The above-mentioned pork belly was tender and flavourful, complemented by a sauce that balanced perfectly between sweet and tangy, but had no spice to speak of. This we poured over steaming yellow rice, which was indeed spicy, and studded with diced vegetables.
Over the Top
Up until now, we had behaved: we had ordered in proportion to our party, sampled an assortment of meats, stuck to one cocktail each – currently, they only have three available, of which Baron Vert, made with citrus vodka, vermouth, basil and grapefruit juice is the best.

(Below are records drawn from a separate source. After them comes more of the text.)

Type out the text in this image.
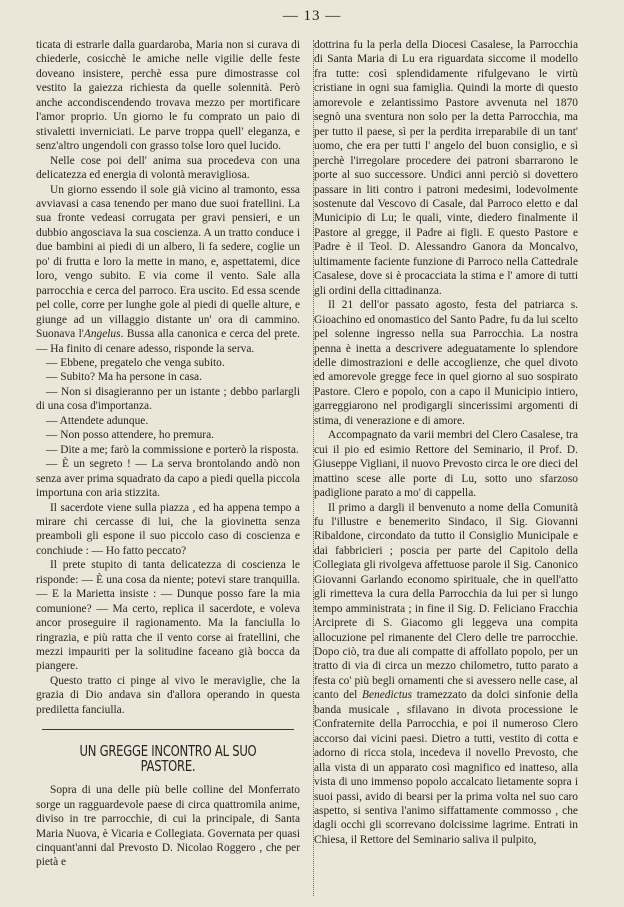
— 13 —

ticata di estrarle dalla guardaroba, Maria non si curava di chiederle, cosicchè le amiche nelle vigilie delle feste doveano insistere, perchè essa pure dimostrasse col vestito la gaiezza richiesta da quelle solennità. Però anche accondiscendendo trovava mezzo per mortificare l'amor proprio. Un giorno le fu comprato un paio di stivaletti inverniciati. Le parve troppa quell' eleganza, e senz'altro ungendoli con grasso tolse loro quel lucido.

Nelle cose poi dell' anima sua procedeva con una delicatezza ed energia di volontà meravigliosa.

Un giorno essendo il sole già vicino al tramonto, essa avviavasi a casa tenendo per mano due suoi fratellini. La sua fronte vedeasi corrugata per gravi pensieri, e un dubbio angosciava la sua coscienza. A un tratto conduce i due bambini ai piedi di un albero, li fa sedere, coglie un po' di frutta e loro la mette in mano, e, aspettatemi, dice loro, vengo subito. E via come il vento. Sale alla parrocchia e cerca del parroco. Era uscito. Ed essa scende pel colle, corre per lunghe gole al piedi di quelle alture, e giunge ad un villaggio distante un' ora di cammino. Suonava l'Angelus. Bussa alla canonica e cerca del prete. — Ha finito di cenare adesso, risponde la serva.

— Ebbene, pregatelo che venga subito.

— Subito? Ma ha persone in casa.

— Non si disagieranno per un istante ; debbo parlargli di una cosa d'importanza.

— Attendete adunque.

— Non posso attendere, ho premura.

— Dite a me; farò la commissione e porterò la risposta.

— È un segreto ! — La serva brontolando andò non senza aver prima squadrato da capo a piedi quella piccola importuna con aria stizzita.

Il sacerdote viene sulla piazza , ed ha appena tempo a mirare chi cercasse di lui, che la giovinetta senza preamboli gli espone il suo piccolo caso di coscienza e conchiude : — Ho fatto peccato?

Il prete stupito di tanta delicatezza di coscienza le risponde: — È una cosa da niente; potevi stare tranquilla. — E la Marietta insiste : — Dunque posso fare la mia comunione? — Ma certo, replica il sacerdote, e voleva ancor proseguire il ragionamento. Ma la fanciulla lo ringrazia, e più ratta che il vento corse ai fratellini, che mezzi impauriti per la solitudine faceano già bocca da piangere.

Questo tratto ci pinge al vivo le meraviglie, che la grazia di Dio andava sin d'allora operando in questa prediletta fanciulla.

UN GREGGE INCONTRO AL SUO PASTORE.

Sopra di una delle più belle colline del Monferrato sorge un ragguardevole paese di circa quattromila anime, diviso in tre parrocchie, di cui la principale, di Santa Maria Nuova, è Vicaria e Collegiata. Governata per quasi cinquant'anni dal Prevosto D. Nicolao Roggero , che per pietà e

dottrina fu la perla della Diocesi Casalese, la Parrocchia di Santa Maria di Lu era riguardata siccome il modello fra tutte: così splendidamente rifulgevano le virtù cristiane in ogni sua famiglia. Quindi la morte di questo amorevole e zelantissimo Pastore avvenuta nel 1870 segnò una sventura non solo per la detta Parrocchia, ma per tutto il paese, sì per la perdita irreparabile di un tant' uomo, che era per tutti l' angelo del buon consiglio, e sì perchè l'irregolare procedere dei patroni sbarrarono le porte al suo successore. Undici anni perciò si dovettero passare in liti contro i patroni medesimi, lodevolmente sostenute dal Vescovo di Casale, dal Parroco eletto e dal Municipio di Lu; le quali, vinte, diedero finalmente il Pastore al gregge, il Padre ai figli. E questo Pastore e Padre è il Teol. D. Alessandro Ganora da Moncalvo, ultimamente faciente funzione di Parroco nella Cattedrale Casalese, dove si è procacciata la stima e l' amore di tutti gli ordini della cittadinanza.

Il 21 dell'or passato agosto, festa del patriarca s. Gioachino ed onomastico del Santo Padre, fu da lui scelto pel solenne ingresso nella sua Parrocchia. La nostra penna è inetta a descrivere adeguatamente lo splendore delle dimostrazioni e delle accoglienze, che quel divoto ed amorevole gregge fece in quel giorno al suo sospirato Pastore. Clero e popolo, con a capo il Municipio intiero, garreggiarono nel prodigargli sincerissimi argomenti di stima, di venerazione e di amore.

Accompagnato da varii membri del Clero Casalese, tra cui il pio ed esimio Rettore del Seminario, il Prof. D. Giuseppe Vigliani, il nuovo Prevosto circa le ore dieci del mattino scese alle porte di Lu, sotto uno sfarzoso padiglione parato a mo' di cappella.

Il primo a dargli il benvenuto a nome della Comunità fu l'illustre e benemerito Sindaco, il Sig. Giovanni Ribaldone, circondato da tutto il Consiglio Municipale e dai fabbricieri ; poscia per parte del Capitolo della Collegiata gli rivolgeva affettuose parole il Sig. Canonico Giovanni Garlando economo spirituale, che in quell'atto gli rimetteva la cura della Parrocchia da lui per sì lungo tempo amministrata ; in fine il Sig. D. Feliciano Fracchia Arciprete di S. Giacomo gli leggeva una compita allocuzione pel rimanente del Clero delle tre parrocchie. Dopo ciò, tra due ali compatte di affollato popolo, per un tratto di via di circa un mezzo chilometro, tutto parato a festa co' più begli ornamenti che si avessero nelle case, al canto del Benedictus tramezzato da dolci sinfonie della banda musicale , sfilavano in divota processione le Confraternite della Parrocchia, e poi il numeroso Clero accorso dai vicini paesi. Dietro a tutti, vestito di cotta e adorno di ricca stola, incedeva il novello Prevosto, che alla vista di un apparato così magnifico ed inatteso, alla vista di uno immenso popolo accalcato lietamente sopra i suoi passi, avido di bearsi per la prima volta nel suo caro aspetto, si sentiva l'animo siffattamente commosso , che dagli occhi gli scorrevano dolcissime lagrime. Entrati in Chiesa, il Rettore del Seminario saliva il pulpito,
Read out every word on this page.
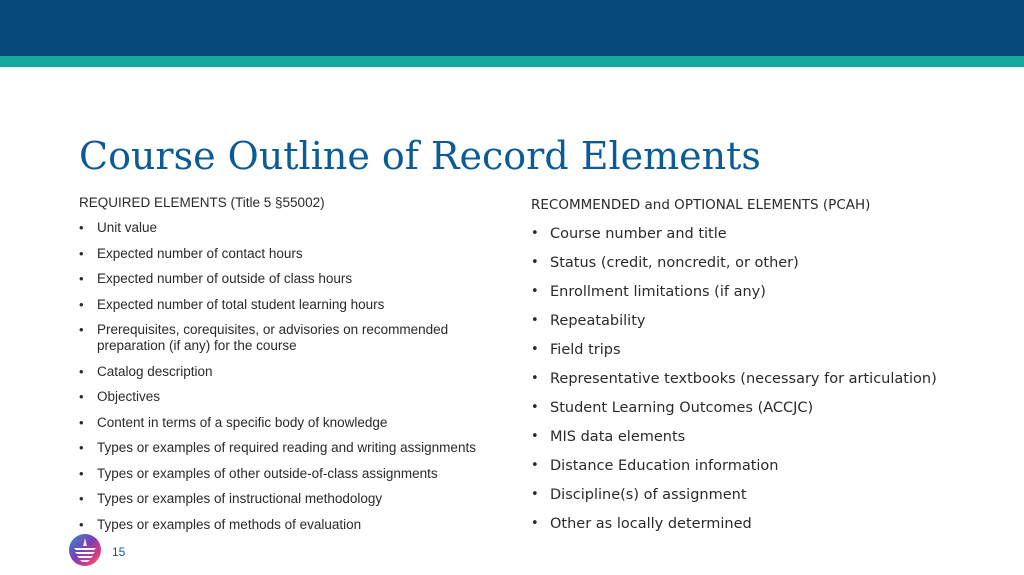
Course Outline of Record Elements

REQUIRED ELEMENTS (Title 5 §55002)

• Unit value
• Expected number of contact hours
• Expected number of outside of class hours
• Expected number of total student learning hours
• Prerequisites, corequisites, or advisories on recommended preparation (if any) for the course
• Catalog description
• Objectives
• Content in terms of a specific body of knowledge
• Types or examples of required reading and writing assignments
• Types or examples of other outside-of-class assignments
• Types or examples of instructional methodology
• Types or examples of methods of evaluation

RECOMMENDED and OPTIONAL ELEMENTS (PCAH)

• Course number and title
• Status (credit, noncredit, or other)
• Enrollment limitations (if any)
• Repeatability
• Field trips
• Representative textbooks (necessary for articulation)
• Student Learning Outcomes (ACCJC)
• MIS data elements
• Distance Education information
• Discipline(s) of assignment
• Other as locally determined
15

But our temperance was destroyed by dessert, felled by a medley of raspberry and chocolate, mandarin and mango.
After all, who can resist raspberry-chocolate mousse, served on a brownie base and moulded like a ripening rose, dark and citrusy and perfect? This came along with an unpleasantly gelatinous, lacklustre mandarin tart, followed by a surprise of bright macarons and sorbets on the house. We especially liked super-sour raspberry and Thai mango sorbets and lemon macarons that melted on our tongues. The latter come in Earl Grey and Macha flavours as well, which we plan to try on our next trip in.
Hakkasan Lite
Yauatcha is essentially Hakkasan lite – more casual and less expensive. This reflects in the decor as well, which reinvents the main elements of Hakkasan’s interiors: the underwater-invoking lighting of Hakkasan’s dining room, for instance, shows up at Yauatcha in the form of aquariums. The bar here is integrated into the main dining space, supplemented by a slick communal table. There are two open kitchens, and a take-away dessert counter on the ground floor. The signature blue lighting is present but subtler, diluted by cool yellow tubes that drip from the ceiling and a wall of wide windows that make Yauatcha a much more attractive lunch option than the gloomy Hakkasan.
Yauatcha is billed as “dim sum tea house” but it’s really a restaurant that you celebrate a good work Monday at, or visit on a promising second date. Remember to quote EM Forester during the soup course, order the raspberry-chocolate dessert, and you’ll be golden.
Getting there: Raheja Tower, Bandra Kurla Complex, call 26448888 , Rs 2,000 per person with one cocktail.